Первым делом я проверил спальню Джека, в которой не было шкафа, так что единственными вариантами были комод и под кроватью. Ничего. В комнату Эмми я даже не заглянул. Я открыл кухонные шкафчики, заглянул под и за мебель в гостиной и наконец посмотрел на лестницу, ведущую к порезанному матрасу с торчащей, словно выпотрошенные внутренности, набивкой. При мысли о том, чтобы подняться туда снова, в животе все скрутило. Но я хотел найти наволочку, поэтому полез наверх.

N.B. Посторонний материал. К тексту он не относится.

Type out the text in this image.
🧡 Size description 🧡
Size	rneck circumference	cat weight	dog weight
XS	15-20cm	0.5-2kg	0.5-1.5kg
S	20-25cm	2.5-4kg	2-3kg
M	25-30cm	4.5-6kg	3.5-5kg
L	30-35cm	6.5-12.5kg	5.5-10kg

Занавеска по-прежнему отделяла закуток с кроватью, матрасом и ночным горшком. Я порылся в вещах, сложенных в другой части чердака, среди которых был дорожный сундук из дерева и кожи. Я поднял крышку и обнаружил аккуратно сложенное лоскутное одеяло, свадебное платье, тоже очень аккуратно сложенное и убранное, Библию, пару красно-коричневых детских башмачков и прочие памятные вещи из прошлого. Зарывшись глубже, я наткнулся на армейскую форму и фотографию в рамке. На ней двое мужчин в военной форме стояли на фоне казарм. Один был Джеком, еще не потерявшим глаз в войне с кайзером. Другой на вид был его ровесником. Оба улыбались, и Джек по-дружески обнимал за плечи второго мужчину. По низу фотографии шла белая надпись «Лучше смерть, чем бесчестье. Руди». Она напомнила мне клятву Германа Вольца перед нашим расставанием: «Я буду защищать вашу и свою честь до смерти».
Я убрал все обратно в сундук, закрыл крышку и наконец отдернул занавеску.

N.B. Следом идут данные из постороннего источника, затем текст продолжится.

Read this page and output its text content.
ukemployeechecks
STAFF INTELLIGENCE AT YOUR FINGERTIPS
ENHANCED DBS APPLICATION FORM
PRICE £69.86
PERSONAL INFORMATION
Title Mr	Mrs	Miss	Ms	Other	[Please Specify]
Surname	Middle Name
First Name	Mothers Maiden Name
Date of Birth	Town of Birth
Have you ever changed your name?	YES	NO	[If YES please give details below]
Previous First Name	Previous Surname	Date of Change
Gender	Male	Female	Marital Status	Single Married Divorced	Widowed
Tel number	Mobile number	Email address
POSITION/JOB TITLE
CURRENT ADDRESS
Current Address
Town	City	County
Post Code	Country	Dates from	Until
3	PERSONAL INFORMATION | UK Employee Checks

Матрас по-прежнему лежал на полу, как выпотрошенное животное. Я внимательно осмотрел закуток, но не заметил ничего, где можно было бы спрятать наволочку и ее содержимое. Чем дольше я там стоял, тем больше уверялся в том, что здесь случилось что-то ужасное, что-то пугающее. Я, спотыкаясь, вернулся к лестнице и торопливо спустился, убегая из проклятого места. У подножия лестницы я немного постоял, успокаиваясь.

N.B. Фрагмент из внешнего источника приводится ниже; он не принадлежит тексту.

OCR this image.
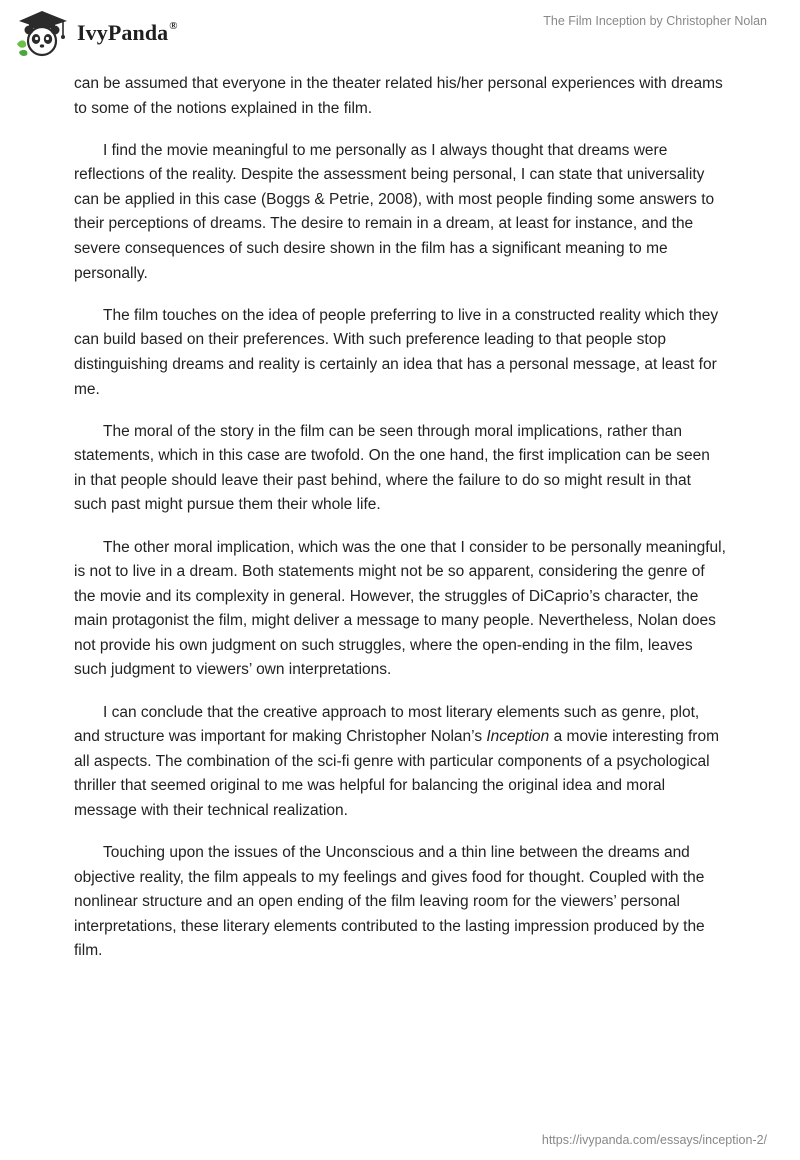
IvyPanda®	The Film Inception by Christopher Nolan

can be assumed that everyone in the theater related his/her personal experiences with dreams to some of the notions explained in the film.

I find the movie meaningful to me personally as I always thought that dreams were reflections of the reality. Despite the assessment being personal, I can state that universality can be applied in this case (Boggs & Petrie, 2008), with most people finding some answers to their perceptions of dreams. The desire to remain in a dream, at least for instance, and the severe consequences of such desire shown in the film has a significant meaning to me personally.

The film touches on the idea of people preferring to live in a constructed reality which they can build based on their preferences. With such preference leading to that people stop distinguishing dreams and reality is certainly an idea that has a personal message, at least for me.

The moral of the story in the film can be seen through moral implications, rather than statements, which in this case are twofold. On the one hand, the first implication can be seen in that people should leave their past behind, where the failure to do so might result in that such past might pursue them their whole life.

The other moral implication, which was the one that I consider to be personally meaningful, is not to live in a dream. Both statements might not be so apparent, considering the genre of the movie and its complexity in general. However, the struggles of DiCaprio’s character, the main protagonist the film, might deliver a message to many people. Nevertheless, Nolan does not provide his own judgment on such struggles, where the open-ending in the film, leaves such judgment to viewers’ own interpretations.

I can conclude that the creative approach to most literary elements such as genre, plot, and structure was important for making Christopher Nolan’s Inception a movie interesting from all aspects. The combination of the sci-fi genre with particular components of a psychological thriller that seemed original to me was helpful for balancing the original idea and moral message with their technical realization.

Touching upon the issues of the Unconscious and a thin line between the dreams and objective reality, the film appeals to my feelings and gives food for thought. Coupled with the nonlinear structure and an open ending of the film leaving room for the viewers’ personal interpretations, these literary elements contributed to the lasting impression produced by the film.

https://ivypanda.com/essays/inception-2/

Тут-то я и заметил, что в одном углу кухни доски немного выступают над остальными. Я встал на колени и приподнял люк маленького погреба, небольшого помещения под домом, предназначенного для хранения продуктов в холоде. Продуктов там не было, зато была наволочка вместе с одеялами и флягой, который дал нам Вольц. Я проверил наволочку. Письма, документы и книга были на месте, но деньги пропали, все. Это меня не удивило. На месте Джека я, наверное, тоже стащил бы наличные не раздумывая. Но я удивился, увидев револьвер Брикмана. Не знаю, что на меня нашло – может, из-за того, что я только что спустился из верхней комнаты, испещренной следами ярости, – но я забрал револьвер, положил наволочку обратно в погреб и закрыл люк. Я быстро вернулся в сарай, скрыв оружие от Альберта и Эмми. Я спрятал его в амуничнике под соломенной подстилкой, рядом с проволокой для побега. Я быстро вышел наружу, схватил ведро с водой, поставил его на тачку и вернулся к Гилеаду и срубленному тополю.